How Writing Vilomah Helped Me Grieve When Nothing Else Could
- Athena Rayne Kostas
- Apr 28
- 2 min read
There are moments after a profound loss when language itself seems to fail.
In the months after my son's death, there were long stretches of silence.
Conversations grew awkward. Messages stopped coming. The world, it seemed, had moved on—while I was frozen in a kind of invisible grief.
I didn’t have the words to explain what I was feeling.
Even if someone had asked, I don't know if I could have answered.
But late at night, when the ache grew too big to hold inside, I found myself reaching for scraps of paper.
A line here.
A fragment there.
Not complete thoughts—just pieces of sorrow, anger, disbelief, love, and longing.
Over time, those fragments began to shape themselves into poems.
Writing What I Couldn’t Say
In those first raw months, poetry became the language my grief could understand.
It wasn’t about perfect structure or beautiful words.
It was about survival.
Poetry gave me permission to be exactly where I was—shattered, furious, numb, aching—with no expectation to explain or justify it.
In a few short lines, I could scream into the void.
In the next breath, I could whisper hope.
There’s something about poetry—its ability to hold contradictions—that mirrors grief so perfectly.
One line could rage against the unfairness of it all.
The next could cradle the fragile hope that love somehow endures.
From Private Grief to Public Offering
Vilomah wasn’t meant to be a book at first.
It was my private journal. My whispered prayers. My grief given shape when nothing else could hold it.
But as time passed, I realized that maybe—just maybe—what I had written could help someone else feel less alone.
Maybe someone stumbling through their own devastation could find a mirror in my words.
Not solutions. Not easy answers.
Just a hand reaching out into the darkness, saying, "I know this place.
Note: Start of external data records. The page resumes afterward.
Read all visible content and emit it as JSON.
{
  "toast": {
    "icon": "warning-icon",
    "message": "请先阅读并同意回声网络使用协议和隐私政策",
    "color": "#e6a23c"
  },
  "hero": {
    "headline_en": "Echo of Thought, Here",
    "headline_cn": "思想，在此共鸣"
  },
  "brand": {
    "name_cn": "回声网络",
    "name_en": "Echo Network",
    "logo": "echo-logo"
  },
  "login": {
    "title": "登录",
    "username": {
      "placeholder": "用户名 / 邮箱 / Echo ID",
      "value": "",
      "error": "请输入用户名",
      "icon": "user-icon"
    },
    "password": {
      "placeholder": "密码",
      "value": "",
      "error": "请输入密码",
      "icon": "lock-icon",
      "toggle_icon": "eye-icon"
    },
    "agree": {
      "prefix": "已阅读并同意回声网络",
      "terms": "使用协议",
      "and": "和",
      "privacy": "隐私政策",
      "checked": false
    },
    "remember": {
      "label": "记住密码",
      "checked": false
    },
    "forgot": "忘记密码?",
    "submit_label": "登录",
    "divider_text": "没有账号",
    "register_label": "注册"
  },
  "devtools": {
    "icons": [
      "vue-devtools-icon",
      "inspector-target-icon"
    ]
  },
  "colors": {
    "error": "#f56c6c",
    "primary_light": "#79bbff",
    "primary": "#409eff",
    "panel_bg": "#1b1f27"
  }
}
I'm here too."
That’s when Vilomah became more than a collection of poems.
It became an offering—to anyone who needed to know that their grief was real, valid, and not invisible.
The Healing Power of Being Seen
Writing Vilomah didn’t erase my pain.
It didn’t tie it up in a neat bow.
It didn’t turn grief into something tidy or acceptable.
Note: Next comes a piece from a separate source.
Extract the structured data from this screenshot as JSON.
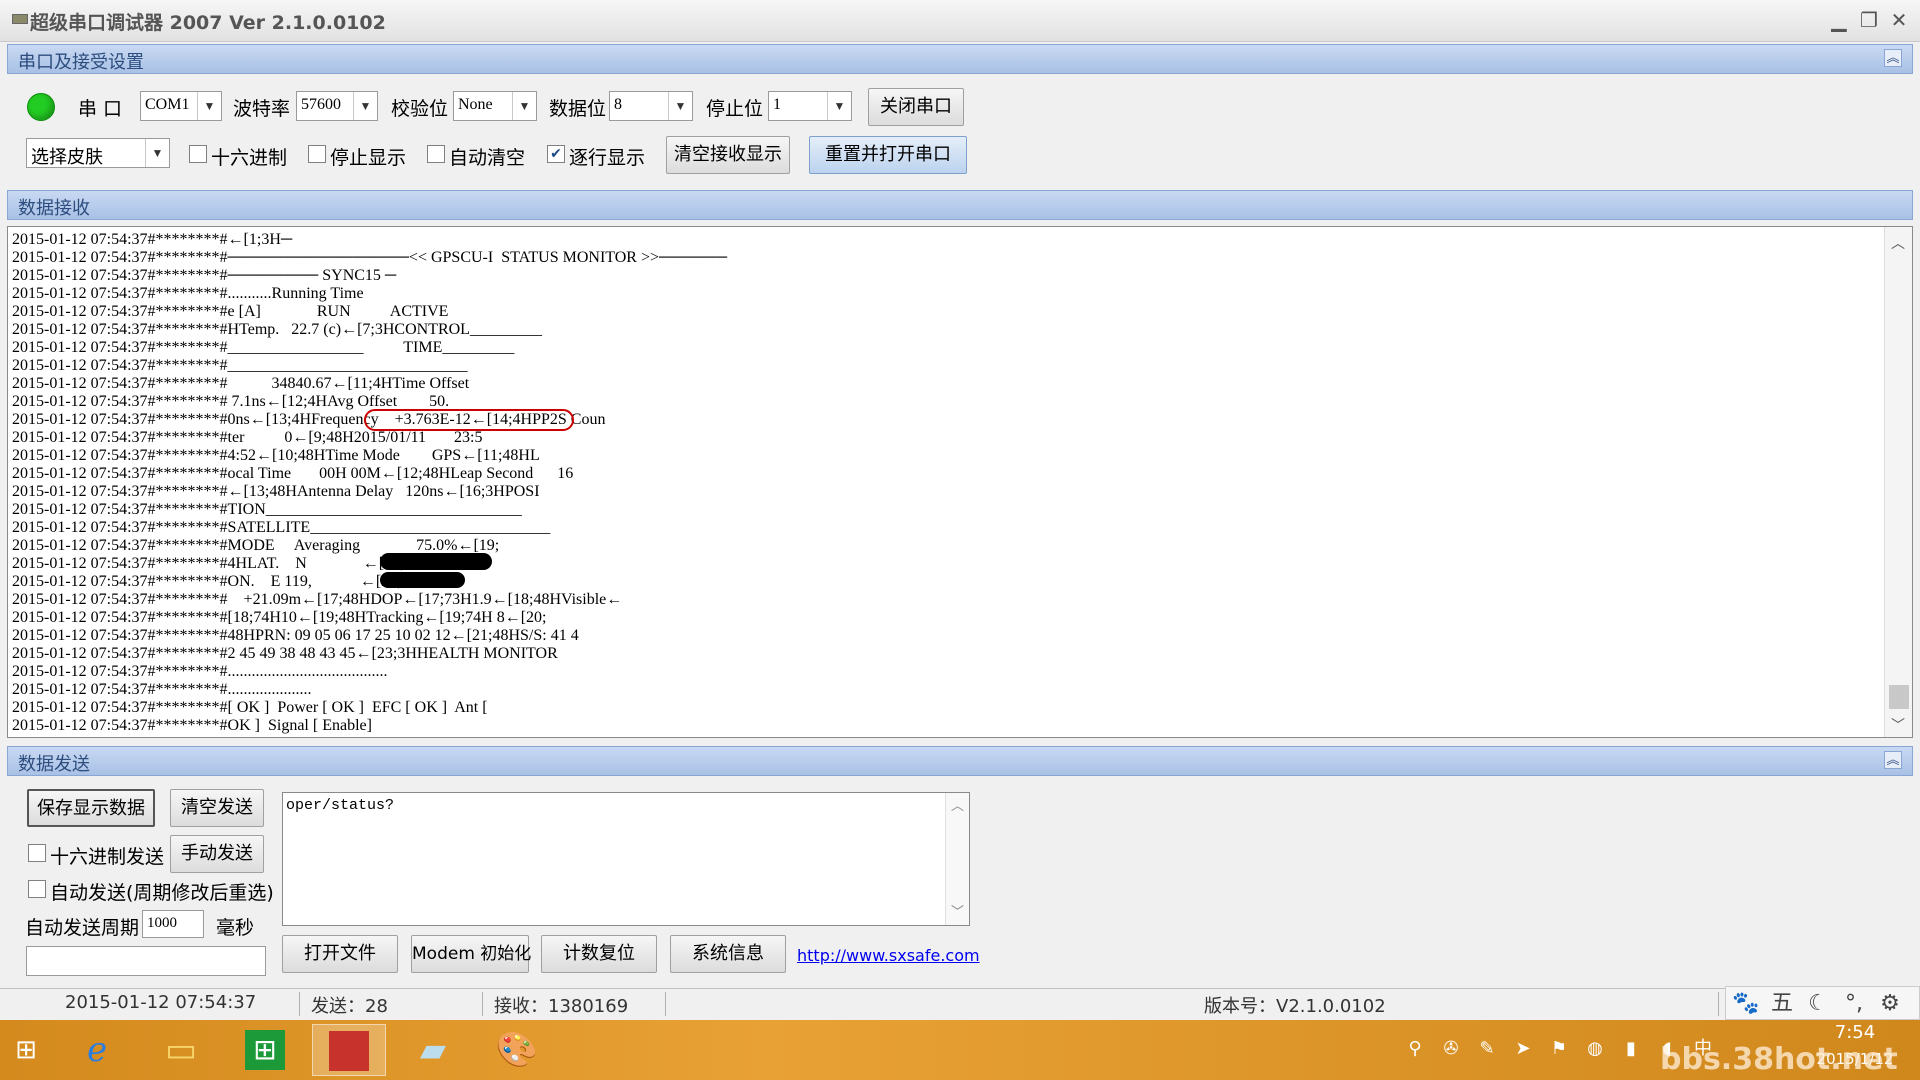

But it did give my grief a voice.
It made the invisible visible.
It allowed me to honor the magnitude of my loss without minimizing it or rushing it.
And through sharing it, I learned something even more precious:
When we allow ourselves to be seen in our truest, most broken places, we create space for healing—not just for ourselves, but for others too.
If you are grieving, know this:
Your sorrow deserves a voice.
Your love deserves to be honored.
And you are not alone.



Thank you for opening your soul to us. This collection of poems has helped me put words to my own grief. While I haven't experienced the pain of losing a child, I have lost a nephew, and your words really spoke to me.